I tried to talk myself into the possibility of a Mark Williams return. His sister’s jersey is hanging from the rafters. And if he returned to work on his jumper, he would be the clear-cut favorite for ACC Player of the Year next season.

That all seems like a pipe dream, though, as Williams is getting top-10 draft grades, and it’s never wise to not strike when the iron is hot. His defense can be smothering at times, and the ACC agrees with me, making him the ACC Defensive Player of the Year.

You can’t teach his 7-foot-1 height or 7-foot-4 wingspan. Averaging 2.8 blocks per game, Williams offers too much to pass up for those NBA teams looking for a rim protector.

If I had written this article two months ago, I’d have AJ Griffin almost certainly coming back to school. But my, what a difference a conference schedule will make.

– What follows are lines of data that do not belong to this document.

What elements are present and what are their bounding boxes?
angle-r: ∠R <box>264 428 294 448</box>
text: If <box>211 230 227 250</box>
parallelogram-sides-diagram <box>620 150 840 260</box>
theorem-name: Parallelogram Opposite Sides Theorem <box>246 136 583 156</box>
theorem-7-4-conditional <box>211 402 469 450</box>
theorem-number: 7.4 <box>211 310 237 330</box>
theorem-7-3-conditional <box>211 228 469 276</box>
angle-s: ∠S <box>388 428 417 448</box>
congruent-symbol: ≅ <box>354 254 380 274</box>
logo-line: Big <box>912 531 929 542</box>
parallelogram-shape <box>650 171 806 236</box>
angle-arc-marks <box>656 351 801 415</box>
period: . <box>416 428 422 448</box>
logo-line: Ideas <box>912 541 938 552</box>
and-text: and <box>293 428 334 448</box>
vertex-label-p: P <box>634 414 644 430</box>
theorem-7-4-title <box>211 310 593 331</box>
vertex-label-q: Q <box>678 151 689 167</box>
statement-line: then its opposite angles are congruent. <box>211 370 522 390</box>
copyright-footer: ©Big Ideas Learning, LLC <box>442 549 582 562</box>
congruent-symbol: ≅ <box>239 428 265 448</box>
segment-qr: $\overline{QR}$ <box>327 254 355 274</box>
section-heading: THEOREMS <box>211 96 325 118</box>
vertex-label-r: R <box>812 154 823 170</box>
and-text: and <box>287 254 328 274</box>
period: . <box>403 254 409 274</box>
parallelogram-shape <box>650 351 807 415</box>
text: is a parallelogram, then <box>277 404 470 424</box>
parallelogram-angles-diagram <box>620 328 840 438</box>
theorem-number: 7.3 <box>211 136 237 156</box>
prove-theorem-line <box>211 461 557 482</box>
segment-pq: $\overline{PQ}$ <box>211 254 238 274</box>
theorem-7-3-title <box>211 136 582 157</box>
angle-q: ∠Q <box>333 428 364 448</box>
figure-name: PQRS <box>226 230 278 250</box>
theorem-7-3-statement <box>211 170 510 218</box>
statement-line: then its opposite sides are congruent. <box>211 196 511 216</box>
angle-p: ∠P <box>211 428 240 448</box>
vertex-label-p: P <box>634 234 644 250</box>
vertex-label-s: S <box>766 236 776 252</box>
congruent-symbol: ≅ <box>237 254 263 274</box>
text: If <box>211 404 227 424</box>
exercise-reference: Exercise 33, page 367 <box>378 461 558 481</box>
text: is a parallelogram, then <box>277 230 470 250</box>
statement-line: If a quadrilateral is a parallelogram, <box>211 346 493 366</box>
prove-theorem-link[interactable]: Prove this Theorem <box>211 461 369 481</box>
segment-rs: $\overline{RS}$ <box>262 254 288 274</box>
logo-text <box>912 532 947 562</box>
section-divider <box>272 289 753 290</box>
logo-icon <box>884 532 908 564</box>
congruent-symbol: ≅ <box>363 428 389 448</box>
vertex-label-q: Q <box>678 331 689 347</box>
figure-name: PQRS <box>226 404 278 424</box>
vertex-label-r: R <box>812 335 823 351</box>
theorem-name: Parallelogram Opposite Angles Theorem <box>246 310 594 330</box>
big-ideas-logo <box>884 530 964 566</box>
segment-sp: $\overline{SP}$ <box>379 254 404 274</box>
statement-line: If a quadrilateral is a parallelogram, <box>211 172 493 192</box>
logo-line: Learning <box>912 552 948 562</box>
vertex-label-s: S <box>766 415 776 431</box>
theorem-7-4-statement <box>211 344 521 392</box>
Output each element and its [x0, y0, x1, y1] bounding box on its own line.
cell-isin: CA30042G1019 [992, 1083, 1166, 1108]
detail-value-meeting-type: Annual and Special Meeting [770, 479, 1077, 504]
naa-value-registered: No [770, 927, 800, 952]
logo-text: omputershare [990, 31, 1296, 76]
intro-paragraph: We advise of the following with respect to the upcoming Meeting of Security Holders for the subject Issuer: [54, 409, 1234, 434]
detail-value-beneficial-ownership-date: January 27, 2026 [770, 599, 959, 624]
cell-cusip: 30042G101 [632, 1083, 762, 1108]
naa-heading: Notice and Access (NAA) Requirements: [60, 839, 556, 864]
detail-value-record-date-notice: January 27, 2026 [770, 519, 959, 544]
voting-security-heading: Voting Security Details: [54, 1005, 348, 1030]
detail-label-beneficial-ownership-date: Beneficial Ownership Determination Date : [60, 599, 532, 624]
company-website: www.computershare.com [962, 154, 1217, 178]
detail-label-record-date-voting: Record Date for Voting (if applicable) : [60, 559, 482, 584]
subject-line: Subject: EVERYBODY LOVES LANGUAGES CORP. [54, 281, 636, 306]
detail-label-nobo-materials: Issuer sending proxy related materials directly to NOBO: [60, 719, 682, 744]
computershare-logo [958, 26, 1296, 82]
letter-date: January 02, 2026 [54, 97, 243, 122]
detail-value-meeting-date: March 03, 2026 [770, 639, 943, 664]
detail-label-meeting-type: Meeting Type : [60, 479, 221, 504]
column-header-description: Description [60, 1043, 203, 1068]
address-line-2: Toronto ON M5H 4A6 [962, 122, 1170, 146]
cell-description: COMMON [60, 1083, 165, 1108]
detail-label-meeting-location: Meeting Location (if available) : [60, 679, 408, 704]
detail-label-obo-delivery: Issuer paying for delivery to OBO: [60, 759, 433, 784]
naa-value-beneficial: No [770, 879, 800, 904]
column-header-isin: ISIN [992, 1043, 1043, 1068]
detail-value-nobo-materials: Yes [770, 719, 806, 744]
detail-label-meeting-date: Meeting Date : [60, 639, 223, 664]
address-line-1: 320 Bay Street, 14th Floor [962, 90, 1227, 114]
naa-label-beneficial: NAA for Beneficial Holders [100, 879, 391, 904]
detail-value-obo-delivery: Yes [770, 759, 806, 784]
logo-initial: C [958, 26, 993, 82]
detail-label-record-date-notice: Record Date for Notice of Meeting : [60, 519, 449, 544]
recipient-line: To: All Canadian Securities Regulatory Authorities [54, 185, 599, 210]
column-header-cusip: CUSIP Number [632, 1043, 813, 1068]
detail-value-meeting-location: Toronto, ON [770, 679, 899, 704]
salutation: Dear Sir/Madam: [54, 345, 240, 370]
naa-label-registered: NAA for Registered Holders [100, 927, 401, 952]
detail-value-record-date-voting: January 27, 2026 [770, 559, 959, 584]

Griffin discovered one of the purest shooting strokes ever seen at Cameron Indoor Stadium, and most Duke diehards agree he’s the key to our success. When he scores more than 15 points or so during a game, Duke looks almost unbeatable. Replay the second Virginia game, where the New York native took over late and buried the Cavaliers with dagger after dagger.

He has an NBA-ready body and is an improving defender. That’s probably why most draft experts have Griffin going in the top five this summer.

Meanwhile, Trevor Keels is a mystery to me. As announcers will tell you ad nauseam, he’s got the body of a pro football player. And when he enters “Keel Mode,” he can run teams out of the gym.

But Keels tends to settle for jumpers and sometimes disappear from games. I don’t know if it’s the duty of having to lock up opposing teams’ primary ballhandlers, but it seems like he tends to shrink late in some games.

Perhaps moving Keels off the primary point guard responsibilities and letting him create off the bounce would get things moving. When he gets space and can drive to the rim, he’s the definition of an unstoppable force.

Those shoulders create a brick wall to separate, and he can hold on to the ball better than most running backs. Keels should be averaging more than 11.8 points, but sometimes buckets are hard to come by when playing for such a talented team.

Those numbers aside, talent and strength alone will get Keels drafted this summer, potentially as high as a lottery pick, depending on his play in March Madness. That is great for him, but it’s a shame for the 2022-23 Duke roster, which could use his experience.